Chat Completions (Streaming)

{
  "model": "meta-llama/Meta-Llama-3-8B-Instruct",
  "messages": [
    { "role": "user", "content": "Write a short story about a robot." }
  ],
  "max_tokens": 500,
  "temperature": 0.8,
  "stream": true
}

List Models

Path: /openai/v1/models

{}

Response Format

Both APIs return the same response format:

{
  "choices": [
    {
      "index": 0,
      "message": { "role": "assistant", "content": "Paris." },
      "finish_reason": "stop"
    }
  ],
  "usage": { "prompt_tokens": 9, "completion_tokens": 1, "total_tokens": 10 }
}

Usage

Below are minimal python snippets so you can copy-paste to get started quickly.

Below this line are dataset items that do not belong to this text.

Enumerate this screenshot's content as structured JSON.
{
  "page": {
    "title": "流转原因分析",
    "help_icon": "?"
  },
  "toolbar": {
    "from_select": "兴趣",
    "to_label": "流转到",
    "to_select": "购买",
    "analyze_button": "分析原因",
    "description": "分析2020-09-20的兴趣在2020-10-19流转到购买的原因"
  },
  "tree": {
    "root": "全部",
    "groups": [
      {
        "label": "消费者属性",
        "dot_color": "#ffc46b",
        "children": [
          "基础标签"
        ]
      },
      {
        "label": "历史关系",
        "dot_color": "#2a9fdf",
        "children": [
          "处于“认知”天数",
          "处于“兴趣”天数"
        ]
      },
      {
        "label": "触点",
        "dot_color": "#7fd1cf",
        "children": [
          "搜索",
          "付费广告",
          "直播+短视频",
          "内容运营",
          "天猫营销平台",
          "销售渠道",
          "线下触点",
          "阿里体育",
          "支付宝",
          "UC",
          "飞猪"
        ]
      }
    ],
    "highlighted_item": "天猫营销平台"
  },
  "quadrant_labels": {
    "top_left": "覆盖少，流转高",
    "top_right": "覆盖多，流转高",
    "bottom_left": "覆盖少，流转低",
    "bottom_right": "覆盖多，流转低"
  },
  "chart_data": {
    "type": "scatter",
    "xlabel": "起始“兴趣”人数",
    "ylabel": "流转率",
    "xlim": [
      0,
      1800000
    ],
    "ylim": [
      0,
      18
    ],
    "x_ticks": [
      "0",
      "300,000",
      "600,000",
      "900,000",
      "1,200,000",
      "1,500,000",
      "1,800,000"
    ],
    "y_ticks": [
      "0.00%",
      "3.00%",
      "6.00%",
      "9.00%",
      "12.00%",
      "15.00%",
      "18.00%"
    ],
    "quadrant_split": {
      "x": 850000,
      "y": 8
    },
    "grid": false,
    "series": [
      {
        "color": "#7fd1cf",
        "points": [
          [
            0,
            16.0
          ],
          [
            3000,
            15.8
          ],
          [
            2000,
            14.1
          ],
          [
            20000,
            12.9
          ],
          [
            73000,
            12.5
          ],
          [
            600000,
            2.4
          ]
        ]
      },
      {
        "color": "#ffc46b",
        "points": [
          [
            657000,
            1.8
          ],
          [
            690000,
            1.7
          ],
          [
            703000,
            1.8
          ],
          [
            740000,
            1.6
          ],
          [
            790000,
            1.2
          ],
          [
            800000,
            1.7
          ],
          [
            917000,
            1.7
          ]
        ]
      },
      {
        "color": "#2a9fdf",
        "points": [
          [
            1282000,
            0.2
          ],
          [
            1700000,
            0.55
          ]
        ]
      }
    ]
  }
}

Replace <ENDPOINT_ID> with your endpoint ID and <API_KEY> with a RunPod API key.

OpenAI compatible API

Minimal Python example using the official openai SDK:

from openai import OpenAI
import os

# Initialize the OpenAI Client with your RunPod API Key and Endpoint URL
client = OpenAI(
    api_key=os.getenv("RUNPOD_API_KEY"),
    base_url=f"https://api.runpod.ai/v2/<ENDPOINT_ID>/openai/v1",
)

Chat Completions (Non-Streaming)

response = client.chat.completions.create(
    model="meta-llama/Meta-Llama-3-8B-Instruct",
    messages=[{"role": "user", "content": "Give a two lines on Planet Earth ?"}],
    temperature=0,
    max_tokens=100,

)
print(f"Response: {response}")

Chat Completions (Streaming)

response_stream = client.chat.completions.create(
    model="meta-llama/Meta-Llama-3-8B-Instruct",
    messages=[{"role": "user", "content": "Give a two lines on Planet Earth ?"}],
    temperature=0,
    max_tokens=100,
    stream=True

)
for response in response_stream:
    print(response.choices[0].delta.content or "", end="", flush=True)

Compatibility

Anything not recognized by worker-sglang is forwarded verbatim to /generate, so advanced options in the SGLang docs (logprobs, sessions, images, etc.) also work.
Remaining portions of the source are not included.